Publicado em FREEMASON.PT

Por João Anatalino Rodrigues

Avental do Grau 28 – Cavaleiro do Sol ou Príncipe Adepto (REAA)
Avental do Grau 28 – Cavaleiro do Sol ou Príncipe Adepto (REAA)

O objectivo do grau

O grau 28 do REAA, representa uma formulação simbólica da jornada que o iniciado Maçom deve fazer em busca da luz. A busca da luz, nesse caso significa a aquisição de uma sabedoria semelhante àquela que o iniciado nos Antigos Mistérios pretendia obter. Trata-se de obter uma Gnose, agora conforme com os conhecimentos actuais, onde a tradição religiosa interage com os mais modernos concertos científicos. O homem sábio, para a Maçonaria, é o homem virtuoso, que “constrói” a si mesmo, através de um comportamento ético e moral adequado e em consequência torna a sociedade em que vive mais harmónica e feliz. Ele não precisa ser religioso, porém não despreza as virtudes da religião porque sabe que esta, bem dirigida e praticada com sabedoria é um vigoroso alimento para o espírito. Não precisa colocar um carácter místico nas suas atitudes, mas não dispensa a verdadeira espiritualidade na formação da sua sensibilidade. E por verdadeira espiritualidade, ele entende a aquisição das virtudes que farão dele um homem justo nas suas decisões, sensato nas suas apreciações, tolerante nas suas visões perante opiniões e atitudes que contrastem as suas. Por outras palavras, o homem novo, o homem universal, amante da virtude e das belas-artes, que a Maçonaria, em pregação original releva, é um indivíduo sensível, que acredita na magia da natureza e procura, através da prática ritualística, fazer com que ela trabalhe a seu favor.

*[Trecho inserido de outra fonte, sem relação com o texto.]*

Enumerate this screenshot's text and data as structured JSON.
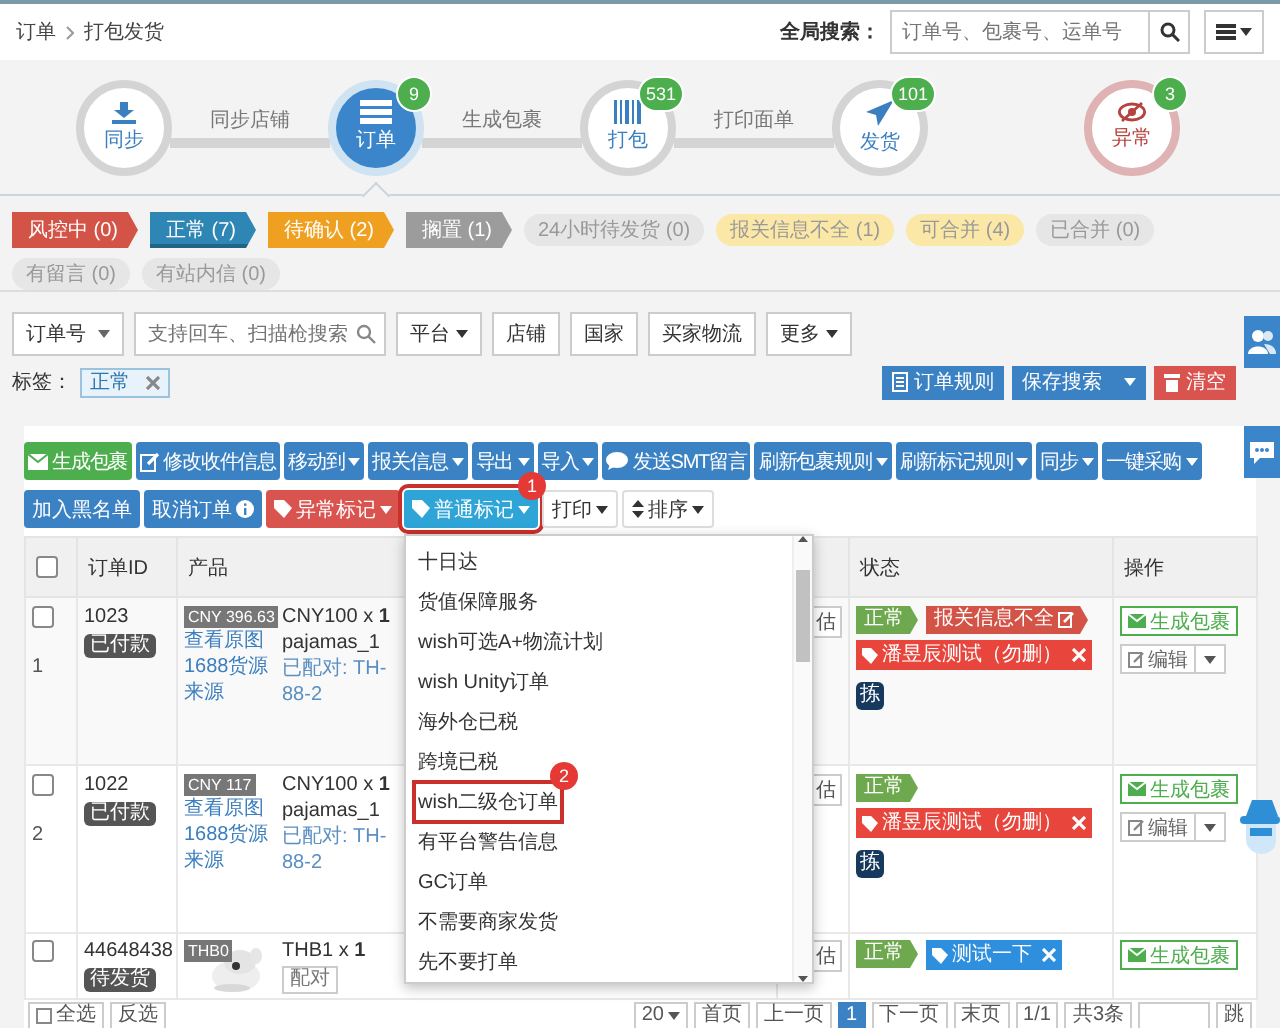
{
  "breadcrumb": [
    "订单",
    "打包发货"
  ],
  "global_search": {
    "label": "全局搜索：",
    "placeholder": "订单号、包裹号、运单号"
  },
  "steps": [
    {
      "label": "同步",
      "kind": "sync",
      "selected": false
    },
    {
      "label": "订单",
      "kind": "orders",
      "badge": "9",
      "selected": true
    },
    {
      "label": "打包",
      "kind": "pack",
      "badge": "531",
      "selected": false
    },
    {
      "label": "发货",
      "kind": "ship",
      "badge": "101",
      "selected": false
    },
    {
      "label": "异常",
      "kind": "alert",
      "badge": "3",
      "selected": false
    }
  ],
  "step_links": [
    "同步店铺",
    "生成包裹",
    "打印面单"
  ],
  "filters": [
    {
      "label": "风控中 (0)",
      "kind": "ribbon",
      "color": "#d35447",
      "selected": false
    },
    {
      "label": "正常 (7)",
      "kind": "ribbon",
      "color": "#2e86b5",
      "selected": true
    },
    {
      "label": "待确认 (2)",
      "kind": "ribbon",
      "color": "#f0a020",
      "selected": false
    },
    {
      "label": "搁置 (1)",
      "kind": "ribbon",
      "color": "#9c9c9c",
      "selected": false
    },
    {
      "label": "24小时待发货 (0)",
      "kind": "pill",
      "color": "#e6e6e6",
      "selected": false
    },
    {
      "label": "报关信息不全 (1)",
      "kind": "pill",
      "color": "#fce8a6",
      "selected": false
    },
    {
      "label": "可合并 (4)",
      "kind": "pill",
      "color": "#fce8a6",
      "selected": false
    },
    {
      "label": "已合并 (0)",
      "kind": "pill",
      "color": "#e6e6e6",
      "selected": false
    },
    {
      "label": "有留言 (0)",
      "kind": "pill",
      "color": "#e6e6e6",
      "selected": false
    },
    {
      "label": "有站内信 (0)",
      "kind": "pill",
      "color": "#e6e6e6",
      "selected": false
    }
  ],
  "search": {
    "field": "订单号",
    "placeholder": "支持回车、扫描枪搜索",
    "filters": [
      {
        "label": "平台",
        "dropdown": true
      },
      {
        "label": "店铺",
        "dropdown": false
      },
      {
        "label": "国家",
        "dropdown": false
      },
      {
        "label": "买家物流",
        "dropdown": false
      },
      {
        "label": "更多",
        "dropdown": true
      }
    ]
  },
  "tag_filter": {
    "label": "标签：",
    "tags": [
      "正常"
    ]
  },
  "search_actions": [
    {
      "label": "订单规则",
      "kind": "rules"
    },
    {
      "label": "保存搜索",
      "kind": "save"
    },
    {
      "label": "清空",
      "kind": "clear"
    }
  ],
  "toolbar": [
    [
      {
        "label": "生成包裹",
        "kind": "green",
        "dropdown": false
      },
      {
        "label": "修改收件信息",
        "kind": "blue",
        "dropdown": false
      },
      {
        "label": "移动到",
        "kind": "blue",
        "dropdown": true,
        "expanded": false
      },
      {
        "label": "报关信息",
        "kind": "blue",
        "dropdown": true,
        "expanded": false
      },
      {
        "label": "导出",
        "kind": "blue",
        "dropdown": true,
        "expanded": false
      },
      {
        "label": "导入",
        "kind": "blue",
        "dropdown": true,
        "expanded": false
      },
      {
        "label": "发送SMT留言",
        "kind": "blue",
        "dropdown": false
      },
      {
        "label": "刷新包裹规则",
        "kind": "blue",
        "dropdown": true,
        "expanded": false
      },
      {
        "label": "刷新标记规则",
        "kind": "blue",
        "dropdown": true,
        "expanded": false
      },
      {
        "label": "同步",
        "kind": "blue",
        "dropdown": true,
        "expanded": false
      },
      {
        "label": "一键采购",
        "kind": "blue",
        "dropdown": true,
        "expanded": false
      }
    ],
    [
      {
        "label": "加入黑名单",
        "kind": "blue",
        "dropdown": false
      },
      {
        "label": "取消订单",
        "kind": "blue",
        "dropdown": false
      },
      {
        "label": "异常标记",
        "kind": "red",
        "dropdown": true,
        "expanded": false
      },
      {
        "label": "普通标记",
        "kind": "cyan",
        "dropdown": true,
        "expanded": true,
        "marker": "1"
      },
      {
        "label": "打印",
        "kind": "plain",
        "dropdown": true,
        "expanded": false
      },
      {
        "label": "排序",
        "kind": "plain",
        "dropdown": true,
        "expanded": false
      }
    ]
  ],
  "dropdown": {
    "items": [
      {
        "label": "十日达",
        "selected": false
      },
      {
        "label": "货值保障服务",
        "selected": false
      },
      {
        "label": "wish可选A+物流计划",
        "selected": false
      },
      {
        "label": "wish Unity订单",
        "selected": false
      },
      {
        "label": "海外仓已税",
        "selected": false
      },
      {
        "label": "跨境已税",
        "selected": false
      },
      {
        "label": "wish二级仓订单",
        "selected": true,
        "marker": "2"
      },
      {
        "label": "有平台警告信息",
        "selected": false
      },
      {
        "label": "GC订单",
        "selected": false
      },
      {
        "label": "不需要商家发货",
        "selected": false
      },
      {
        "label": "先不要打单",
        "selected": false
      }
    ]
  },
  "table": {
    "all_checked": false,
    "columns": [
      "订单ID",
      "产品",
      "状态",
      "操作"
    ],
    "rows": [
      {
        "checked": false,
        "index": "1",
        "id": "1023",
        "state": "已付款",
        "price": "CNY 396.63",
        "links": [
          "查看原图",
          "1688货源",
          "来源"
        ],
        "item": "CNY100 x **1**",
        "sku": "pajamas_1",
        "pairing": [
          "已配对: TH-",
          "88-2"
        ],
        "estimate": "估",
        "statuses": [
          {
            "label": "正常",
            "kind": "ok"
          },
          {
            "label": "报关信息不全",
            "kind": "error"
          }
        ],
        "tags": [
          {
            "label": "潘昱辰测试（勿删）",
            "color": "#e8453c"
          }
        ],
        "pick": "拣",
        "actions": [
          "生成包裹",
          "编辑"
        ]
      },
      {
        "checked": false,
        "index": "2",
        "id": "1022",
        "state": "已付款",
        "price": "CNY 117",
        "links": [
          "查看原图",
          "1688货源",
          "来源"
        ],
        "item": "CNY100 x **1**",
        "sku": "pajamas_1",
        "pairing": [
          "已配对: TH-",
          "88-2"
        ],
        "estimate": "估",
        "statuses": [
          {
            "label": "正常",
            "kind": "ok"
          }
        ],
        "tags": [
          {
            "label": "潘昱辰测试（勿删）",
            "color": "#e8453c"
          }
        ],
        "pick": "拣",
        "actions": [
          "生成包裹",
          "编辑"
        ]
      },
      {
        "checked": false,
        "id": "44648438",
        "state": "待发货",
        "price": "THB0",
        "picture": {
          "kind": "picture"
        },
        "item": "THB1 x **1**",
        "pair_button": "配对",
        "estimate": "估",
        "statuses": [
          {
            "label": "正常",
            "kind": "ok"
          }
        ],
        "tags": [
          {
            "label": "测试一下",
            "color": "#2d8fdd"
          }
        ],
        "actions": [
          "生成包裹"
        ]
      }
    ]
  },
  "footer": {
    "select_all": "全选",
    "invert": "反选",
    "page_size": "20",
    "pages": [
      {
        "label": "首页",
        "selected": false
      },
      {
        "label": "上一页",
        "selected": false
      },
      {
        "label": "1",
        "selected": true
      },
      {
        "label": "下一页",
        "selected": false
      },
      {
        "label": "末页",
        "selected": false
      },
      {
        "label": "1/1",
        "selected": false
      },
      {
        "label": "共3条",
        "selected": false
      }
    ],
    "jump": "跳"
  }
}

Neste sentido ele pode ser considerado um novo gnóstico. Unindo a mística à acção social pura, ele ergue as suas construções morais e sociais, e torna-se, pelo mérito da sua actuação, o pedreiro de Deus, ajudando-o dessa forma a construir o edifício cósmico, dando-lhe beleza e equilíbrio.

O simbolismo do grau

O véu de Ísis

Neste grau o véu de Ísis é levantado para que o candidato possa ver a luz. Este simbolismo está no cerne da verdadeira origem da tradição iniciática maçónica. É um ritual que já era praticado em todos os Antigos Mistérios, que tinham por fulcro histórico os cultos solares. Nos Mistérios de Mitra, por exemplo, praticado pelos persas desde tempos imemoriais, o iniciado aguardava numa caverna escura, os antros de Mitra, o momento de ser iniciado. Dali ele saia para cumprir sete provas que dele exigiam coragem, força, constância, e sobretudo, uma robusta fé. Depois de cumpridas tais provas, era-lhe mostrado o universo gnóstico, com os seus sete céus e astros. Depois era-lhe explicado o significado dos movimentos desses astros, determinante das acções humanas. Este ritual, com as suas variantes, também aplicado ao iniciado nos Mistérios de Elêusis e nos Mistérios de Ísis e Osíris [1].

Após cumpridas todas as etapas da iniciação, o candidato tornava-se, segundo cada influência astrológica, soldado, leão, corvo, persa, sol ou padre. Para cada atributo astrológico (ou divino) de um corpo celeste, correspondia um atributo humano na terra. Alguns elementos deste ritual foram mantidos nos graus superiores da Maçonaria [2].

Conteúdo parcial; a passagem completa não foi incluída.